Miller maintained that the committee, which was declining in clout and in the court of public opinion, was mainly concerned with him because of his marriage to Monroe. He claimed in his memoir that a lawyer had told him about an offer from a chairman of the committee, Representative Francis E. Walter of Pennsylvania, who had proposed canceling the whole hearing if Walter could just get a photograph shaking hands with Monroe. “I burst out laughing,” Miller remembered. “Why I was not even tempted, I don’t know. It certainly would have saved a lot of grief.” Miller was found guilty of contempt of Congress, denied a passport, and sentenced to a month in jail or a $500 fine; he successfully appealed the decision and avoided jail time.

In 2012, the FBI updated previously heavily redacted files on Monroe, exposing how closely the bureau had monitored her life. The documents are filled with names and testimony that tie Monroe to alleged Communist Party members and fellow travelers, or people who were very involved with and supportive of the party. There was particular concern over Monroe’s relationship with Frederick Vanderbilt Field, a disinherited member of the wealthy Vanderbilt family who lived in exile in Mexico and was considered a “[Communist Party] member at large.” There was also mention of an unnamed Life photographer and Communist Party member who took Monroe on a tour of Brooklyn; an anonymous call to a reporter at the New York Daily News that Marilyn Monroe Productions was filled with Communists and the company’s money was going to the party; informants described her views, which she voiced at a group dinner that included President Kennedy, as “positively and concisely leftist”; and so it goes on, for 85 pages, the detailed surveillance of America’s biggest star.

The truth is, Communists were hard to avoid as a progressive in the 1930s and '40s.
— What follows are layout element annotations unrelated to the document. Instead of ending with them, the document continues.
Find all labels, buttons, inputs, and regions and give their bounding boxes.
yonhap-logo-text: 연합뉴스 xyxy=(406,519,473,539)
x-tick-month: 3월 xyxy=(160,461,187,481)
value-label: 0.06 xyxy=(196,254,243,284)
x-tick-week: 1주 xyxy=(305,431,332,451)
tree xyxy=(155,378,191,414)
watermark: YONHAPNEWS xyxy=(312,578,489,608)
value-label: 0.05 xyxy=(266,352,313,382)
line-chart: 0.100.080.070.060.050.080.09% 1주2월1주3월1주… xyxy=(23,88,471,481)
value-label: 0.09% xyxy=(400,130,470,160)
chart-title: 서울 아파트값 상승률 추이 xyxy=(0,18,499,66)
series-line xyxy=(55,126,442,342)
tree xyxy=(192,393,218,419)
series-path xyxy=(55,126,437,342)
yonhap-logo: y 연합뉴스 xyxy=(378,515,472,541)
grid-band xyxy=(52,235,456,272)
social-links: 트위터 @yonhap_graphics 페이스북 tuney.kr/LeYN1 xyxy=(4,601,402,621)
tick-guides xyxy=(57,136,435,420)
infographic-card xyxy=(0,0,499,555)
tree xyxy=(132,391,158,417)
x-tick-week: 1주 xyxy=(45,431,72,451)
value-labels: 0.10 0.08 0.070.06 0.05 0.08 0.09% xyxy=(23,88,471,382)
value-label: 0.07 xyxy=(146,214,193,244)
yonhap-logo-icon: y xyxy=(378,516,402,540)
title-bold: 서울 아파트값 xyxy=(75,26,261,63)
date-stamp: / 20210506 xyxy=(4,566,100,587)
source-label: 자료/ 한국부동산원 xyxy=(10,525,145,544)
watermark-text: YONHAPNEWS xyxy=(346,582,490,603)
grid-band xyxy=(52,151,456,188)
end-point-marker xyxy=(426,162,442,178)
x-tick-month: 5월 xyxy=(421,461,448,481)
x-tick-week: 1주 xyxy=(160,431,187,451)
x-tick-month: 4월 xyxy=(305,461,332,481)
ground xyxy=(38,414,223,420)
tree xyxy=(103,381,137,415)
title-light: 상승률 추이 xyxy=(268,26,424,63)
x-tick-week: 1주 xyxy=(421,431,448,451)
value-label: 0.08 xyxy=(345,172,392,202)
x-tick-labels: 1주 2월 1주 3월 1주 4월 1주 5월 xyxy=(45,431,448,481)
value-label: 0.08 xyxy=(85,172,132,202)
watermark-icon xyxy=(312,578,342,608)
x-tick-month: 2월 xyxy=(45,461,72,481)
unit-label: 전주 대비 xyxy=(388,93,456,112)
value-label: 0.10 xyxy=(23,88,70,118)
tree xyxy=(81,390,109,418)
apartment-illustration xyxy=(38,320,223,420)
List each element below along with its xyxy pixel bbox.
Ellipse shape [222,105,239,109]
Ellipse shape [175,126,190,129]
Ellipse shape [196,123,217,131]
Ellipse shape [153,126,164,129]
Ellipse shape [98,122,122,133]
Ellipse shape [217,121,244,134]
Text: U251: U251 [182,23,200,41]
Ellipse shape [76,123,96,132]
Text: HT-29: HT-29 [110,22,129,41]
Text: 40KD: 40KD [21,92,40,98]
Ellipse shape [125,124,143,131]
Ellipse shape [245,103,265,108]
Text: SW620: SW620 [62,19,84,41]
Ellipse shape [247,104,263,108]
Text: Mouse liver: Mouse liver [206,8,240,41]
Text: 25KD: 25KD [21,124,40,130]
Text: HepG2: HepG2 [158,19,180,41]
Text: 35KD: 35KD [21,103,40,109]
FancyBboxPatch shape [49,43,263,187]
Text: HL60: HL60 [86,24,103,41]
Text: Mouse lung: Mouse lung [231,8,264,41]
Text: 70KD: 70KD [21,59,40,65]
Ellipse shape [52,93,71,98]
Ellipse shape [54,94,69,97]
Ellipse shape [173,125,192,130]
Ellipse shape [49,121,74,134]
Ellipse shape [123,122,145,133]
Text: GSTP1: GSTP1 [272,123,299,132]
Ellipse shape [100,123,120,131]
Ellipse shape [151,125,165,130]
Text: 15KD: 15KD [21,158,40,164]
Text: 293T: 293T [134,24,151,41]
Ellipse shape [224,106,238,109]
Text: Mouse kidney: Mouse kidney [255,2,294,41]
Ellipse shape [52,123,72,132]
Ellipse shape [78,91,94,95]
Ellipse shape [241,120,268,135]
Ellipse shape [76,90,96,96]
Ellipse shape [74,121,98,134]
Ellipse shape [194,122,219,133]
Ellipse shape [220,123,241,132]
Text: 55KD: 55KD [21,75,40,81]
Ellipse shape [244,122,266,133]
During the Popular Front period, with the rise of fascism in the mid-1930s, the Communist Party strategically sought to unite all progressive forces against fascism, reaching out a hand to any force that was fighting against the ideology that would lead to the slaughter of millions throughout Europe. In the years after World War II, it wasn’t uncommon for a celebrity like Monroe to find herself socializing with a photographer, a writer, a musician, or a front group that happened to be part of the Communist Party USA. Field quoted her as voicing “her strong feelings for civil rights, for Black equality, as well as her admiration for what was being done in China, her anger at red-baiting and McCarthyism, and her hatred of J. Edgar Hoover." In a period of authoritarianism and reactionary politics in America, it appeared that holding these personal views was enough to warrant being tracked by the FBI and potential sentencing to jail as a Communist.

As it happens, the presence of Communist cultural figures started early in Monroe’s life. For example, March, to whom Monroe's beloved baby grand had belonged, was also passionate about social causes. March, who won best actor for Dr. Jekyll and Mr. Hyde (1931) and was nominated for his role in the film adaptation of Miller’s Death of a Salesman (1951), also cofounded, in 1936, the Hollywood Anti-Nazi League with other cultural figureheads, such as the famous writer Dorothy Parker. March and Parker were both investigated by the HUAC for their progressive beliefs and suspected Communist affiliations. 

According to Monroe biographer Keith Badman, that famous Fredric March piano symbolized for her “the permanency of a home and the family security she never had.” Through the ups and downs of Monroe’s short life, that white piano was one of the few constants with her until her death. The modest instrument, with its hasty inscription, symbolized not just Monroe’s troubled family history, but the reactionary political landscape of anti-Communism in mid-century America.